I was responsible for performance reviews, scheduling (daily - thank god for our scheduler that handled the biweekly schedules!), discipline, and new hires. I demanded the office manager provide me by the first of the month any staff due for reviews in the next month, distributed the self evals ASAP with a DUE DATE a week prior to the review due date. I tracked this on my calendar and completed over the phone if they failed to complete by the due date. I reviewed the daily schedule after morning meeting. Keep up on discipline. I reviewed time card punches daily (well really I took them home and reviewed them Sundays with the upcoming scheduling and logged absences and tardies). Do your attendance and other disciple as fast as possible relative to the infraction and consistently. ALWAYS keep a copy of the discipline form for your records since the HR staff may loose or fail to file it...your need to be prepared for an unemployment hearing or legal case and if its not documented it did not happen. I wrote up the disciple forms and kept them in my calendar until I gave them, so they were really in the way. Scheduling was a train wreck so I really have no advice. Always make sure you keep a spread sheet with the current census, historic pay period census, hours worked form the business office, and calculate PPD versus budgeted. Always make sure you NEVER go over the budget PPD in your pay period.

Admissions/readmissions - review the chart ASAP to ensure all assessments were done by the nurses with the initial admit/readmit assessment done by the RN NOT LPN per state laws. Triple note the admission orders, update (or create) the acute care plan, and make sure all appoints were scheduled as needed.

Discharges - review the chart ASAP and ensure all areas completed (pharm notification, items returned, death certificate completed or discharge forms completed, narcs destroyed per your facility protocol, nurses notes closed out); close the record.

Accidents, incidents, falls, skins, weights, medicare, restorative, position/enabling devices devices, restraints, QAPI/PIP, wander guards (or CCDI assessments), care plans, and POSs. Family and physician notification and response done time on the incident report and in the nurses notes. Review and keep a QA log weekly with f/u for falls, incidents, skin areas, and other acute issues for at least two weeks. Skins and weights needs to be addressed with changes made by the RD and MD as needed but at least notification biweekly with no change and immediately/weekly with worsening. I tracked this a QA form the corporation created. Medicare, restorative, positioning/enabling devices, restraints weekly to ensure care plans are accurate and the residents is properly reviewing services to promote the highest level of well being. Always document in the IDT notes, "IDT team met to review incident/restorative plan/LOC/skin area/weigh loss. Note outcome of discussion. Singed"

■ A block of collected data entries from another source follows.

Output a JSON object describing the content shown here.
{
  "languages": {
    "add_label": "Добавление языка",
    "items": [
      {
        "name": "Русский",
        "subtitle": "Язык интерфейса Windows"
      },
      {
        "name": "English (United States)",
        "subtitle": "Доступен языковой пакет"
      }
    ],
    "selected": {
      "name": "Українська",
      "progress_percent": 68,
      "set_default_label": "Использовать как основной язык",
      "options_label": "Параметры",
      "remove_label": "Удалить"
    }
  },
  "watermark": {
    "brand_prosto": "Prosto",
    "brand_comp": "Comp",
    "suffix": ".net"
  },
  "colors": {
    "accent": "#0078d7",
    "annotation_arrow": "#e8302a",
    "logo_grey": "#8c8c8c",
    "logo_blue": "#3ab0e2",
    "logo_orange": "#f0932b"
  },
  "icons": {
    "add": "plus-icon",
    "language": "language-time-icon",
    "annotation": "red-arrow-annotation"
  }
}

Double noting - make sure the third shift nurses are doing it - create a log for them to write down what the double noted and collect it daily to compare to your master lists for updating.

Supplies - audit them as much as your responsible to ensure the nurses and aides have adequate amounts.

Audit sheets for everything to ensure compliance and adequate care.

Keep your QA materials and notes for at least two years for your records to support what you did!

Good luck, and I hope this helps! You will do great, I'm sure!

Thank you so much for taking the time to make these detailed ideas. You have helped me so much, thank you, I can't wait to start implementing this list!